Caption: paramilitary police stand guard before a Beijing 2008 Olympic Games symbol in Tiananmen Square
“To speak of human rights is not politics; only authoritarian and totalitarian regimes try to make it so,” according to an appeal to the International Olympic Committee by an international eminent persons group.”To speak of human rights is a duty,” the group insists, calling on the IOC to demand full access to information at the Beijing Olympics and asking athletes to express their support for Chinese dissidents.

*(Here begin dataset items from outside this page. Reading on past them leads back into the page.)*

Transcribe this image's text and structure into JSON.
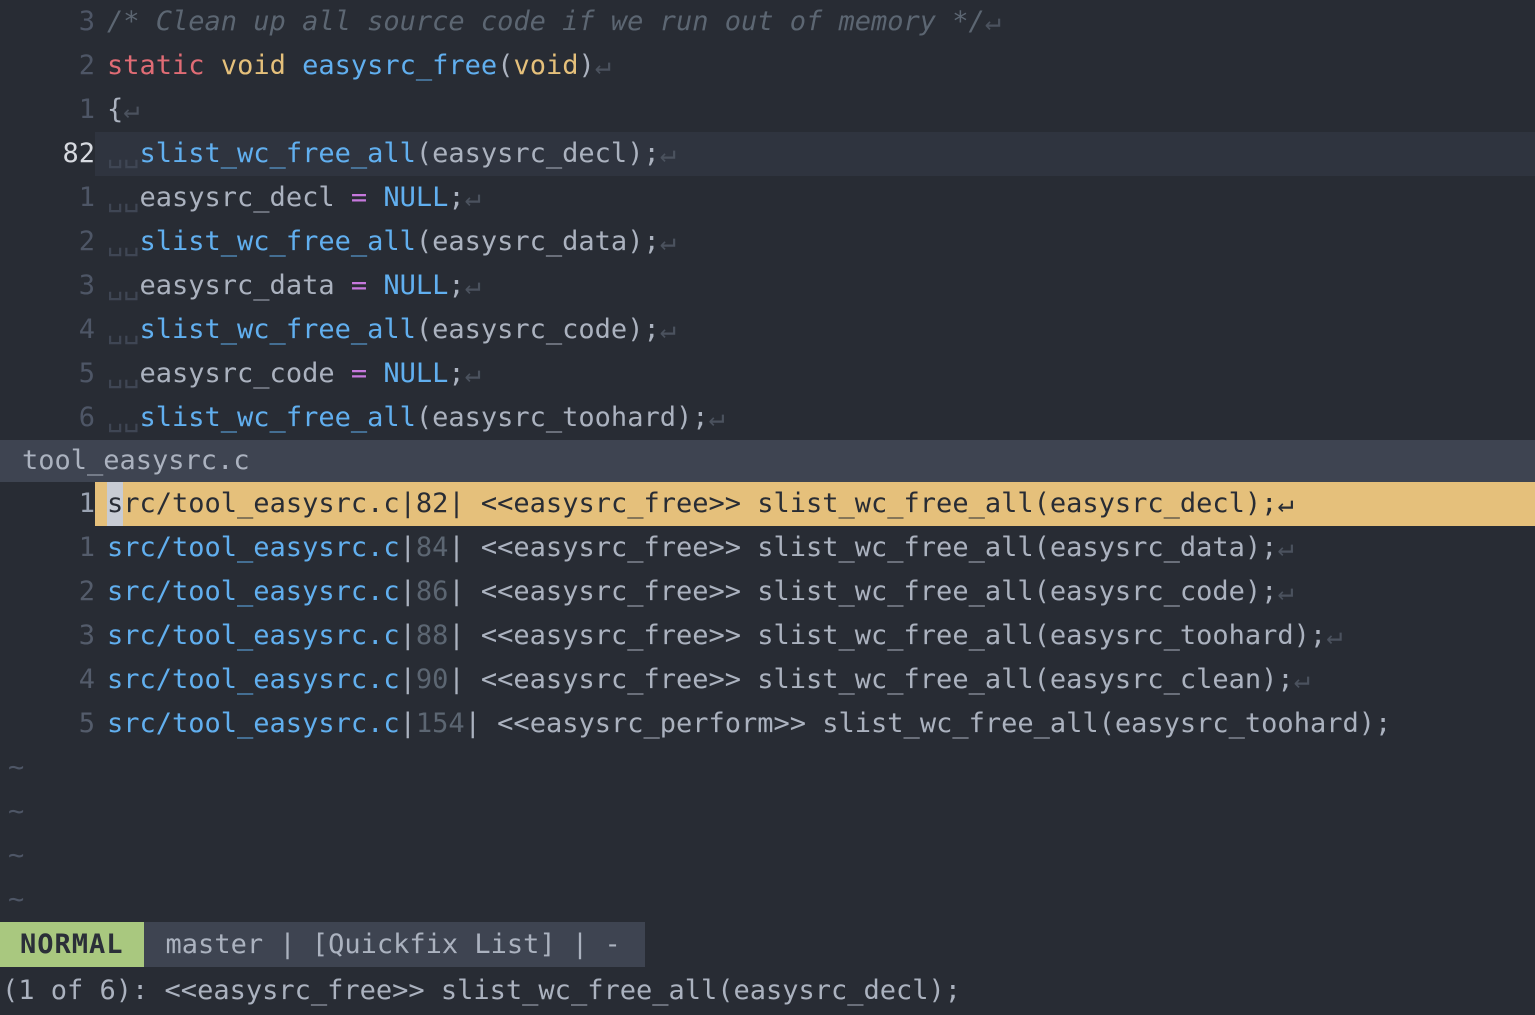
{
  "editor": {
    "window_name": "source-code-window",
    "lines": [
      {
        "num": "3",
        "current": false,
        "segments": [
          {
            "cls": "cmt",
            "text": "/* Clean up all source code if we run out of memory */"
          },
          {
            "cls": "eol",
            "text": "↵"
          }
        ]
      },
      {
        "num": "2",
        "current": false,
        "segments": [
          {
            "cls": "kw",
            "text": "static"
          },
          {
            "cls": "id",
            "text": " "
          },
          {
            "cls": "type",
            "text": "void"
          },
          {
            "cls": "id",
            "text": " "
          },
          {
            "cls": "fn",
            "text": "easysrc_free"
          },
          {
            "cls": "punc",
            "text": "("
          },
          {
            "cls": "type",
            "text": "void"
          },
          {
            "cls": "punc",
            "text": ")"
          },
          {
            "cls": "eol",
            "text": "↵"
          }
        ]
      },
      {
        "num": "1",
        "current": false,
        "segments": [
          {
            "cls": "punc",
            "text": "{"
          },
          {
            "cls": "eol",
            "text": "↵"
          }
        ]
      },
      {
        "num": "82",
        "current": true,
        "segments": [
          {
            "cls": "spc",
            "text": "␣␣"
          },
          {
            "cls": "fn",
            "text": "slist_wc_free_all"
          },
          {
            "cls": "punc",
            "text": "("
          },
          {
            "cls": "id",
            "text": "easysrc_decl"
          },
          {
            "cls": "punc",
            "text": ");"
          },
          {
            "cls": "eol",
            "text": "↵"
          }
        ]
      },
      {
        "num": "1",
        "current": false,
        "segments": [
          {
            "cls": "spc",
            "text": "␣␣"
          },
          {
            "cls": "id",
            "text": "easysrc_decl "
          },
          {
            "cls": "op",
            "text": "="
          },
          {
            "cls": "id",
            "text": " "
          },
          {
            "cls": "const",
            "text": "NULL"
          },
          {
            "cls": "punc",
            "text": ";"
          },
          {
            "cls": "eol",
            "text": "↵"
          }
        ]
      },
      {
        "num": "2",
        "current": false,
        "segments": [
          {
            "cls": "spc",
            "text": "␣␣"
          },
          {
            "cls": "fn",
            "text": "slist_wc_free_all"
          },
          {
            "cls": "punc",
            "text": "("
          },
          {
            "cls": "id",
            "text": "easysrc_data"
          },
          {
            "cls": "punc",
            "text": ");"
          },
          {
            "cls": "eol",
            "text": "↵"
          }
        ]
      },
      {
        "num": "3",
        "current": false,
        "segments": [
          {
            "cls": "spc",
            "text": "␣␣"
          },
          {
            "cls": "id",
            "text": "easysrc_data "
          },
          {
            "cls": "op",
            "text": "="
          },
          {
            "cls": "id",
            "text": " "
          },
          {
            "cls": "const",
            "text": "NULL"
          },
          {
            "cls": "punc",
            "text": ";"
          },
          {
            "cls": "eol",
            "text": "↵"
          }
        ]
      },
      {
        "num": "4",
        "current": false,
        "segments": [
          {
            "cls": "spc",
            "text": "␣␣"
          },
          {
            "cls": "fn",
            "text": "slist_wc_free_all"
          },
          {
            "cls": "punc",
            "text": "("
          },
          {
            "cls": "id",
            "text": "easysrc_code"
          },
          {
            "cls": "punc",
            "text": ");"
          },
          {
            "cls": "eol",
            "text": "↵"
          }
        ]
      },
      {
        "num": "5",
        "current": false,
        "segments": [
          {
            "cls": "spc",
            "text": "␣␣"
          },
          {
            "cls": "id",
            "text": "easysrc_code "
          },
          {
            "cls": "op",
            "text": "="
          },
          {
            "cls": "id",
            "text": " "
          },
          {
            "cls": "const",
            "text": "NULL"
          },
          {
            "cls": "punc",
            "text": ";"
          },
          {
            "cls": "eol",
            "text": "↵"
          }
        ]
      },
      {
        "num": "6",
        "current": false,
        "segments": [
          {
            "cls": "spc",
            "text": "␣␣"
          },
          {
            "cls": "fn",
            "text": "slist_wc_free_all"
          },
          {
            "cls": "punc",
            "text": "("
          },
          {
            "cls": "id",
            "text": "easysrc_toohard"
          },
          {
            "cls": "punc",
            "text": ");"
          },
          {
            "cls": "eol",
            "text": "↵"
          }
        ]
      }
    ]
  },
  "quickfix": {
    "statusline_label": "tool_easysrc.c",
    "entries": [
      {
        "num": "1",
        "current": true,
        "cursor_char": "s",
        "file": "rc/tool_easysrc.c",
        "lnum": "82",
        "text": " <<easysrc_free>> slist_wc_free_all(easysrc_decl);",
        "eol": "↵"
      },
      {
        "num": "1",
        "current": false,
        "cursor_char": "",
        "file": "src/tool_easysrc.c",
        "lnum": "84",
        "text": " <<easysrc_free>> slist_wc_free_all(easysrc_data);",
        "eol": "↵"
      },
      {
        "num": "2",
        "current": false,
        "cursor_char": "",
        "file": "src/tool_easysrc.c",
        "lnum": "86",
        "text": " <<easysrc_free>> slist_wc_free_all(easysrc_code);",
        "eol": "↵"
      },
      {
        "num": "3",
        "current": false,
        "cursor_char": "",
        "file": "src/tool_easysrc.c",
        "lnum": "88",
        "text": " <<easysrc_free>> slist_wc_free_all(easysrc_toohard);",
        "eol": "↵"
      },
      {
        "num": "4",
        "current": false,
        "cursor_char": "",
        "file": "src/tool_easysrc.c",
        "lnum": "90",
        "text": " <<easysrc_free>> slist_wc_free_all(easysrc_clean);",
        "eol": "↵"
      },
      {
        "num": "5",
        "current": false,
        "cursor_char": "",
        "file": "src/tool_easysrc.c",
        "lnum": "154",
        "text": " <<easysrc_perform>> slist_wc_free_all(easysrc_toohard);",
        "eol": ""
      }
    ],
    "filler_rows": [
      "~",
      "~",
      "~",
      "~"
    ]
  },
  "statusline": {
    "mode": "NORMAL",
    "info": "master | [Quickfix List] | -"
  },
  "cmdline": {
    "message": "(1 of 6): <<easysrc_free>> slist_wc_free_all(easysrc_decl);"
  },
  "colors": {
    "background": "#282c34",
    "cursorline": "#2f343f",
    "statusline_bg": "#3e4451",
    "mode_badge": "#a9c87f",
    "qf_cursor_highlight": "#e5c07b",
    "cursor_block": "#c8ccd4",
    "accent_blue": "#61afef",
    "keyword_red": "#e06c75",
    "type_yellow": "#e5c07b",
    "operator_magenta": "#c678dd",
    "foreground": "#abb2bf"
  }
}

Athletes should learn about the real situation in China and to highlight human rights violations, using their “liberty to support those whose freedoms, even at the time of the Olympics, are denied by the Chinese government”. The signatories include writer and former Czech president Václav Havel, Archbishop Desmond Tutu, Chinese dissident Wei Jingsheng, European Parliament Vice-President Edward McMillan-Scott, philosopher André Glucksmann, and Jana Hybášková, a leading MEP and democracy activist.
The signatories call on the IOC to allow Olympic athletes to be able to “learn about the real situation in China and to point out human rights violations freely whenever and wherever in line with their conscience”. They also call on all Olympians “to use this liberty to support those whose freedoms, even at the time of the Olympics, are denied by the Chinese government”.
Wei Jingsheng was one of several Chinese dissidents and human rights activists – along with Harry Wu, Rebiya Kadeer, Dr. Sasha Gong, and Bob Fu – who recently met U.S. President George W. Bush in the White House. He told him that his attendance at the Beijing Olympics is “a mistake”, but suggested that he use every opportunity to highlight human rights and the plight of political prisoners, religious believers and ethnic minorities.
But the President’s Freedom Agenda rhetoric is ill-suited to partially free countries like China, says one observer. China’s “bifurcated authoritarianism” is an attractive model as “more and more places — from Russia to Dubai to Cambodia — are beginning to embrace the combination of political repression and economic excitement rolled into one,” argues lawyer Ying Ma.
Political rhetoric should reflect this nuance. “It should speak more often of the grit and persistence, the dreams and aspirations of those who pursue economic freedom, not just those who fight for political liberalization,” she argues. “The key is to do more to convince individuals in the former category that they too should be or should support those in the latter.”